Hardcover, 231 pages Acquired July 2018Published 2013 Read December 2018 |
by James Parsons and Alexander Stirling-Brown
The novels haven't exactly been a highlight of Bernice Summerfield's "Legion era," though this one isn't terrible. It's not as good as The Slender-Fingered Cats of Bubastis, though I did find more to interest me here than in The Weather on Versimmon. This is a mostly standalone adventure for Benny, Ruth, and Jack (with small parts for Peter and Irving), set during the New Frontiers box set (between episodes 1 and 2, specifically). In parallel plotlines, the trio meet a chip tycoon who's very interested in archaeology and rescue a disabled cargo ship.

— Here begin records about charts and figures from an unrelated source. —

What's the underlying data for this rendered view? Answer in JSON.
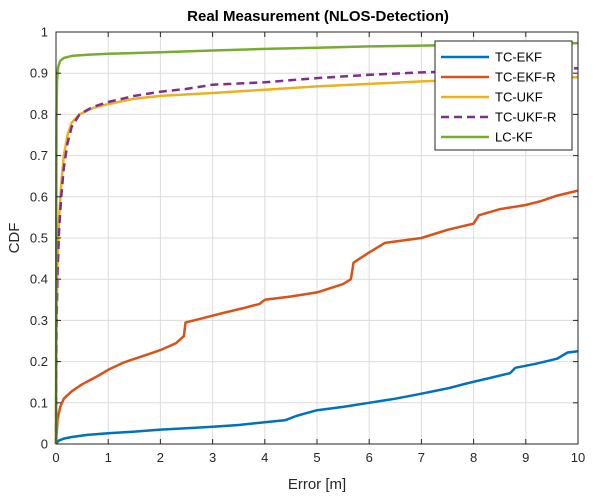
{
  "chart_data": {
    "type": "line",
    "title": "Real Measurement (NLOS-Detection)",
    "xlabel": "Error [m]",
    "ylabel": "CDF",
    "xlim": [
      0,
      10
    ],
    "ylim": [
      0,
      1
    ],
    "xticks": [
      "0",
      "1",
      "2",
      "3",
      "4",
      "5",
      "6",
      "7",
      "8",
      "9",
      "10"
    ],
    "yticks": [
      "0",
      "0.1",
      "0.2",
      "0.3",
      "0.4",
      "0.5",
      "0.6",
      "0.7",
      "0.8",
      "0.9",
      "1"
    ],
    "grid": true,
    "legend_position": "top-right",
    "series": [
      {
        "name": "TC-EKF",
        "color": "#0072BD",
        "dash": "solid",
        "points": [
          [
            0,
            0
          ],
          [
            0.05,
            0.008
          ],
          [
            0.15,
            0.013
          ],
          [
            0.3,
            0.017
          ],
          [
            0.6,
            0.022
          ],
          [
            1,
            0.026
          ],
          [
            1.5,
            0.03
          ],
          [
            2,
            0.035
          ],
          [
            2.5,
            0.038
          ],
          [
            3,
            0.042
          ],
          [
            3.5,
            0.046
          ],
          [
            4,
            0.053
          ],
          [
            4.4,
            0.058
          ],
          [
            4.6,
            0.068
          ],
          [
            4.8,
            0.075
          ],
          [
            5,
            0.082
          ],
          [
            5.5,
            0.09
          ],
          [
            6,
            0.1
          ],
          [
            6.5,
            0.11
          ],
          [
            7,
            0.122
          ],
          [
            7.5,
            0.135
          ],
          [
            7.9,
            0.148
          ],
          [
            8.3,
            0.16
          ],
          [
            8.7,
            0.172
          ],
          [
            8.8,
            0.185
          ],
          [
            9.2,
            0.195
          ],
          [
            9.6,
            0.207
          ],
          [
            9.8,
            0.222
          ],
          [
            10,
            0.225
          ]
        ]
      },
      {
        "name": "TC-EKF-R",
        "color": "#D95319",
        "dash": "solid",
        "points": [
          [
            0,
            0
          ],
          [
            0.03,
            0.06
          ],
          [
            0.08,
            0.09
          ],
          [
            0.15,
            0.11
          ],
          [
            0.3,
            0.128
          ],
          [
            0.5,
            0.145
          ],
          [
            0.8,
            0.165
          ],
          [
            1,
            0.18
          ],
          [
            1.3,
            0.198
          ],
          [
            1.7,
            0.215
          ],
          [
            2,
            0.228
          ],
          [
            2.3,
            0.245
          ],
          [
            2.45,
            0.262
          ],
          [
            2.48,
            0.295
          ],
          [
            2.8,
            0.305
          ],
          [
            3.2,
            0.318
          ],
          [
            3.6,
            0.33
          ],
          [
            3.9,
            0.34
          ],
          [
            4,
            0.35
          ],
          [
            4.5,
            0.358
          ],
          [
            5,
            0.368
          ],
          [
            5.5,
            0.388
          ],
          [
            5.65,
            0.4
          ],
          [
            5.7,
            0.44
          ],
          [
            6,
            0.465
          ],
          [
            6.3,
            0.488
          ],
          [
            7,
            0.5
          ],
          [
            7.5,
            0.52
          ],
          [
            8,
            0.535
          ],
          [
            8.1,
            0.555
          ],
          [
            8.5,
            0.57
          ],
          [
            9,
            0.58
          ],
          [
            9.3,
            0.59
          ],
          [
            9.6,
            0.603
          ],
          [
            10,
            0.615
          ]
        ]
      },
      {
        "name": "TC-UKF",
        "color": "#EDB120",
        "dash": "solid",
        "points": [
          [
            0,
            0
          ],
          [
            0.01,
            0.3
          ],
          [
            0.03,
            0.45
          ],
          [
            0.06,
            0.55
          ],
          [
            0.1,
            0.63
          ],
          [
            0.15,
            0.7
          ],
          [
            0.22,
            0.75
          ],
          [
            0.3,
            0.78
          ],
          [
            0.45,
            0.8
          ],
          [
            0.7,
            0.815
          ],
          [
            1,
            0.825
          ],
          [
            1.5,
            0.838
          ],
          [
            2,
            0.845
          ],
          [
            3,
            0.852
          ],
          [
            4,
            0.86
          ],
          [
            5,
            0.868
          ],
          [
            6,
            0.874
          ],
          [
            7,
            0.88
          ],
          [
            8,
            0.885
          ],
          [
            9,
            0.888
          ],
          [
            10,
            0.89
          ]
        ]
      },
      {
        "name": "TC-UKF-R",
        "color": "#7E2F8E",
        "dash": "dashed",
        "points": [
          [
            0,
            0
          ],
          [
            0.01,
            0.28
          ],
          [
            0.03,
            0.42
          ],
          [
            0.06,
            0.52
          ],
          [
            0.1,
            0.6
          ],
          [
            0.15,
            0.67
          ],
          [
            0.22,
            0.73
          ],
          [
            0.3,
            0.77
          ],
          [
            0.45,
            0.8
          ],
          [
            0.7,
            0.818
          ],
          [
            1,
            0.83
          ],
          [
            1.5,
            0.845
          ],
          [
            2,
            0.855
          ],
          [
            2.5,
            0.862
          ],
          [
            3,
            0.872
          ],
          [
            4,
            0.878
          ],
          [
            5,
            0.888
          ],
          [
            6,
            0.896
          ],
          [
            7,
            0.902
          ],
          [
            8,
            0.906
          ],
          [
            9,
            0.91
          ],
          [
            10,
            0.912
          ]
        ]
      },
      {
        "name": "LC-KF",
        "color": "#77AC30",
        "dash": "solid",
        "points": [
          [
            0,
            0
          ],
          [
            0.005,
            0.55
          ],
          [
            0.01,
            0.78
          ],
          [
            0.02,
            0.88
          ],
          [
            0.04,
            0.915
          ],
          [
            0.08,
            0.93
          ],
          [
            0.15,
            0.937
          ],
          [
            0.3,
            0.942
          ],
          [
            0.6,
            0.945
          ],
          [
            1,
            0.947
          ],
          [
            2,
            0.951
          ],
          [
            3,
            0.955
          ],
          [
            4,
            0.959
          ],
          [
            5,
            0.962
          ],
          [
            6,
            0.965
          ],
          [
            7,
            0.967
          ],
          [
            8,
            0.969
          ],
          [
            9,
            0.971
          ],
          [
            10,
            0.973
          ]
        ]
      }
    ]
  }
}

The book is well written and interesting enough. The writers have a good grasp on the main characters' voices, and know how to write an interesting action sequence. Moving between the two parallel plotlines maintains the reader's interest; it actually takes a long time to figure out how the two plots actually fit together. Once you figure it out, though, it's a bit underwhelming, and one suspects the novel was structured this way because doing it chronologically would reveal how little it actually has going on. If the crashed ship story was inserted where it goes chronologically, it would be a long, irrelevant diversion from the book's main plot. The main plot isn't much: a wealthy person is sponsoring archaeology, but he turns out to have a hidden agenda. A man is sexually interested in Bernice, but he's just taking advantage of her. These are surely clichés of Benny's solo adventures at this point. It would be more of a twist if it turned out everything was aboveboard. And the bit where he comes back at the end to torture her once the main story is over feels like padding when the authors realized they were thirty pages short; it goes nowhere and does nothing.
For those keeping score, this book features the third popular resort planet within easy flight of Legion, the supposed most distant planet in the galaxy (after ones in Road Trip and The Slender-Fingered Cats). More than that, Benny is popping back and forth between Legion and worlds of significance all the time in this book, rather undermining the setting of the Legion era.